Effect of vacuum–vibration–compaction molding on the properties and performances of polymer-modified cementitious material

Abstract

The addition of polymers to cementitious materials can significantly enhance the water resistance of building structures operating under complex environments. The organic-inorganic cross-linked network established between the functional groups of polymers and inorganic materials significantly influences the properties of the matrix material. However, the gas-entrapping effect of polymers can have a detrimental effect on the pore structure of the paste, and the degree of organic-inorganic chemical reaction can impose a limitation on the use of polymers in cementitious materials. In this study, the vacuum-vibration-compaction (VVC) molding method was employed to improve the pore structure of the cement paste and to encourage organic-inorganic chemical reactions.
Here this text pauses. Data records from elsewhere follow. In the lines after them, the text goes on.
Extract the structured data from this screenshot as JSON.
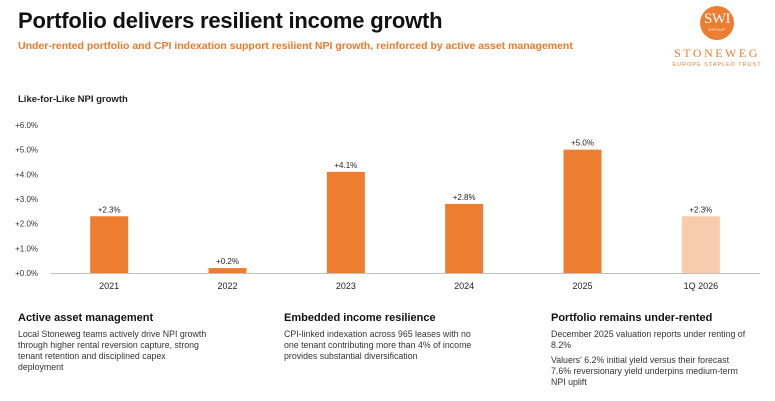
{
  "header": {
    "title": "Portfolio delivers resilient income growth",
    "subtitle": "Under-rented portfolio and CPI indexation support resilient NPI growth, reinforced by active asset management"
  },
  "logo": {
    "monogram": "SWI",
    "group_label": "GROUP",
    "name": "STONEWEG",
    "tagline": "EUROPE STAPLED TRUST"
  },
  "colors": {
    "accent": "#ed7d31",
    "bar_highlight": "#f8cbad"
  },
  "chart_data": {
    "type": "bar",
    "ylabel": "Like-for-Like NPI growth",
    "categories": [
      "2021",
      "2022",
      "2023",
      "2024",
      "2025",
      "1Q 2026"
    ],
    "values": [
      2.3,
      0.2,
      4.1,
      2.8,
      5.0,
      2.3
    ],
    "data_labels": [
      "+2.3%",
      "+0.2%",
      "+4.1%",
      "+2.8%",
      "+5.0%",
      "+2.3%"
    ],
    "bar_colors": [
      "#ed7d31",
      "#ed7d31",
      "#ed7d31",
      "#ed7d31",
      "#ed7d31",
      "#f8cbad"
    ],
    "ylim": [
      0,
      6
    ],
    "yticks": [
      0,
      1,
      2,
      3,
      4,
      5,
      6
    ],
    "ytick_labels": [
      "+0.0%",
      "+1.0%",
      "+2.0%",
      "+3.0%",
      "+4.0%",
      "+5.0%",
      "+6.0%"
    ],
    "grid": false,
    "legend": "none"
  },
  "columns": [
    {
      "title": "Active asset management",
      "body": [
        "Local Stoneweg teams actively drive NPI growth through higher rental reversion capture, strong tenant retention and disciplined capex deployment"
      ]
    },
    {
      "title": "Embedded income resilience",
      "body": [
        "CPI-linked indexation across 965 leases with no one tenant contributing more than 4% of income provides substantial diversification"
      ]
    },
    {
      "title": "Portfolio remains under-rented",
      "body": [
        "December 2025 valuation reports under renting of 8.2%",
        "Valuers' 6.2% initial yield versus their forecast 7.6% reversionary yield underpins medium-term NPI uplift"
      ]
    }
  ]
}
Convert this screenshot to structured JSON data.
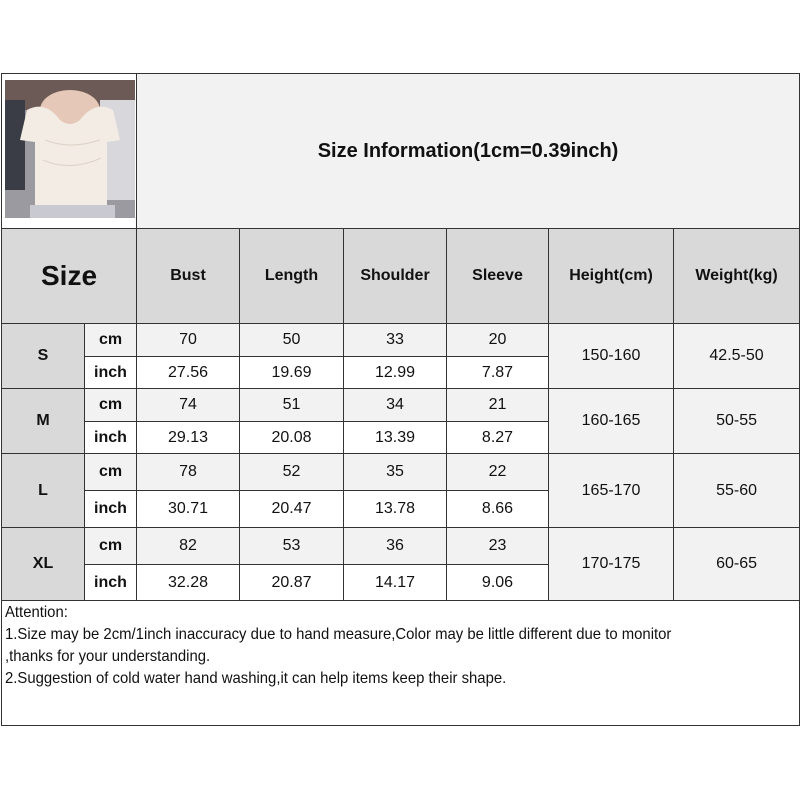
{
  "title": "Size Information(1cm=0.39inch)",
  "header": {
    "size": "Size",
    "columns": [
      "Bust",
      "Length",
      "Shoulder",
      "Sleeve",
      "Height(cm)",
      "Weight(kg)"
    ]
  },
  "units": {
    "cm": "cm",
    "inch": "inch"
  },
  "sizes": [
    {
      "label": "S",
      "cm": [
        "70",
        "50",
        "33",
        "20"
      ],
      "inch": [
        "27.56",
        "19.69",
        "12.99",
        "7.87"
      ],
      "height": "150-160",
      "weight": "42.5-50"
    },
    {
      "label": "M",
      "cm": [
        "74",
        "51",
        "34",
        "21"
      ],
      "inch": [
        "29.13",
        "20.08",
        "13.39",
        "8.27"
      ],
      "height": "160-165",
      "weight": "50-55"
    },
    {
      "label": "L",
      "cm": [
        "78",
        "52",
        "35",
        "22"
      ],
      "inch": [
        "30.71",
        "20.47",
        "13.78",
        "8.66"
      ],
      "height": "165-170",
      "weight": "55-60"
    },
    {
      "label": "XL",
      "cm": [
        "82",
        "53",
        "36",
        "23"
      ],
      "inch": [
        "32.28",
        "20.87",
        "14.17",
        "9.06"
      ],
      "height": "170-175",
      "weight": "60-65"
    }
  ],
  "attention": [
    "Attention:",
    "1.Size may be 2cm/1inch inaccuracy due to hand measure,Color may be little different due to monitor",
    ",thanks for your understanding.",
    "2.Suggestion of cold water hand washing,it can help items keep their shape."
  ]
}
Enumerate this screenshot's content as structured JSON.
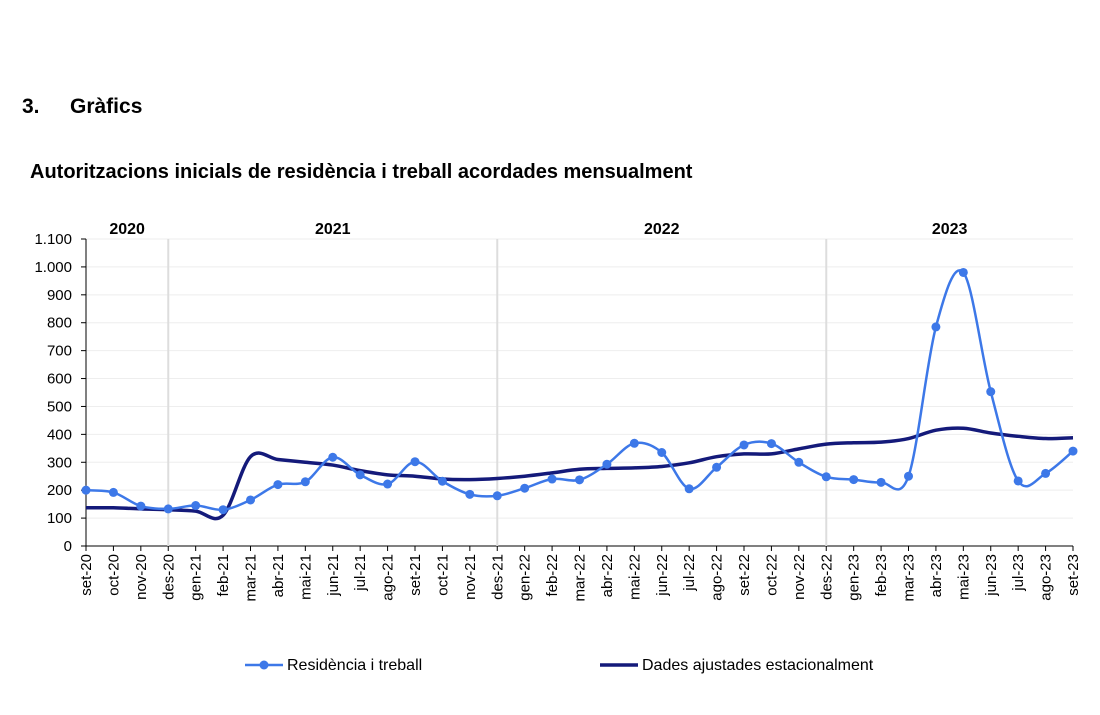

The addition of the polymer did not significantly harm the pore structure compared to the paste obtained through the ordinary molding method. Consequently, in the VVC molding method, the addition of 5 wt% polymer significantly raised the content of Ca(COOH)2, a product of organic-inorganic chemical reaction, by 40.1 % and amplified the molecular chain length of the C–S–H structure by 39.0 % compared to the ordinary molding method. Furthermore, the polymer reduced water absorption by up to 66.0 %. Therefore, the VVC molding method can enhance waterproof of cementitious materials more efficiently with the use of polymers.